Rick H. links to the story about the New Jersey ballot design case and a federal judge finding that the “party line” was unconstitutional. The first claim, unsurprisingly, is an Anderson-Burdick balancing test. But I wanted to draw attention to the holding for the second claim, under the Elections Clause. The court found a likelihood of success on the claim that the law exceeds the state’s power to direct the time, place, and manner of holding elections:
The Elections Clause of the United States Constitution provides that “[t]he Times, Places and Manner of holding Elections for Senators and Representatives, shall be prescribed in each State by the Legislature thereof; but the Congress may at any time by Law make or alter such Regulations, except as to the Places of [choosing] Senators.” U.S. Const. art. I, § 4, cl. 1. When the regulation involves the time, place, and manner of primary elections, the only question is whether the state system is preempted by federal election law on the subject. U.S. Term Limits, Inc. v. Thornton, 514 U.S. 779, 832 (1995). However, when the regulation does not regulate the “time, place, or manner,” courts must consider whether the regulation on its face or as applied falls outside that grant of power to the state by, for example, “dictat[ing] electoral outcomes, favor[ing] or disfavor[ing] a class of candidates, or evad[ing] important constitutional restraints. Cook v. Gralike, 531 U.S. 510, 523 (2001). The Supreme Court has struck down such regulations when they “attach[ ] a concrete consequence to noncompliance” rather than informing voters about some topic. Id. at 524. The timing may also add to the gravity of injury, especially when it occurs “at the most crucial stage in the election process – the instant before the vote is cast.” Id. at 525 (quoting Anderson v. Martin, 375 U.S. 399, 402 (1964)).

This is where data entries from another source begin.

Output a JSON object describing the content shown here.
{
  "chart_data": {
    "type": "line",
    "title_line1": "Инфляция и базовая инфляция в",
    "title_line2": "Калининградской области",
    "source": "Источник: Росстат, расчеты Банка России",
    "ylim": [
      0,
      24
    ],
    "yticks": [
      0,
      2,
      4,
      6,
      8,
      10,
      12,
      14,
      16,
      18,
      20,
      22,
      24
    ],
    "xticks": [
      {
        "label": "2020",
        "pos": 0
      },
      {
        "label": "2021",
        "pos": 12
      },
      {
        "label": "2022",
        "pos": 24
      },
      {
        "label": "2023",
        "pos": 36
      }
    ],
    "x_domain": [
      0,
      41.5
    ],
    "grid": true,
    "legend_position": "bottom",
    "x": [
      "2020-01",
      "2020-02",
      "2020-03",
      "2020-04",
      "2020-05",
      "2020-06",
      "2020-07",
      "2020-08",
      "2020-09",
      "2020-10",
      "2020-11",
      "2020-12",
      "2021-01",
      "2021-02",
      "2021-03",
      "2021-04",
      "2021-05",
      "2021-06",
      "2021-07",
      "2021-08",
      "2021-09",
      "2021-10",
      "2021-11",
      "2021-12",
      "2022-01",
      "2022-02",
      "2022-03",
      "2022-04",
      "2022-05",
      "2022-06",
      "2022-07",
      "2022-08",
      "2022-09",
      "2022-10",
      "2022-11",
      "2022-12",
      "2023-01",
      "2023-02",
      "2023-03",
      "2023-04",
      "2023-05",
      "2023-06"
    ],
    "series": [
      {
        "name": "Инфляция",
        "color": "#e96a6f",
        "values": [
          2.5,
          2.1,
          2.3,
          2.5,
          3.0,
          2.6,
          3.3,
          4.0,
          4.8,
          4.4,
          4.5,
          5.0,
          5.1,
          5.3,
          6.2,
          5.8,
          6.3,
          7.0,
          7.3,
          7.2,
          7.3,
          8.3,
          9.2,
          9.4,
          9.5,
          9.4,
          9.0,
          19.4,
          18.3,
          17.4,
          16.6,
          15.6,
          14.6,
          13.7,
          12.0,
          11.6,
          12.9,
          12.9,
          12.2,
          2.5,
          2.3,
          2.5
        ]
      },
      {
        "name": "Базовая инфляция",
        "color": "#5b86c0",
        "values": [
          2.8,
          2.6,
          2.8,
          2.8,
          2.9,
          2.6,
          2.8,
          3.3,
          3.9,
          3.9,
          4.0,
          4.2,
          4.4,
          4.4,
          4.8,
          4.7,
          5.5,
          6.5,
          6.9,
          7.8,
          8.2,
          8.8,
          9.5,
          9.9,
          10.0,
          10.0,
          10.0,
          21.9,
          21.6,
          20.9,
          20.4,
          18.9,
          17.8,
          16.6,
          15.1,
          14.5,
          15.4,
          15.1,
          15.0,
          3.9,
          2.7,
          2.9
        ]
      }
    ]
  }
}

Here, as set forth above, the State conferred its power to regulate the “manner” of federal elections to the county clerks, including the Defendant County Clerks, by requiring them to design and print ballots. N.J. Stat. Ann. 19:23-26.1, 19:42-2. In Defendants’ view, the Bracketing Structure is a permissible regulation on the “manner” of federal elections. On the record already reviewed, Plaintiffs’ evidence is sufficient to make their showing of a likelihood they will succeed in establishing that the Bracketing Structure and ballot placement is improperly influencing primary election outcomes by virtue of the layout on the primary ballots. This would clearly exceed a State’s right to regulate the “manner” of federal elections. Cook, 531 U.S. at 525 (“the instant before the vote is cast” is the “most crucial stage in the election process”).
Cook v. Gralike involved a state attempting to print on the ballot whether the candidate supported or opposed a term limits pledge. The court here also cites Anderson v. Martin, where a state attempted to list the race of candidates on the ballot. (For a look at a ballot from the era with racial designations, check out my blog post here.) Both cases, in my judgment, are underappreciated in how we think about election administration and ballot design (I write about both in “Ballot Speech“), and it’s interesting to see how they’re used here in the New Jersey ballot design case. (Of course, this only applies to congressional elections, not state elections.)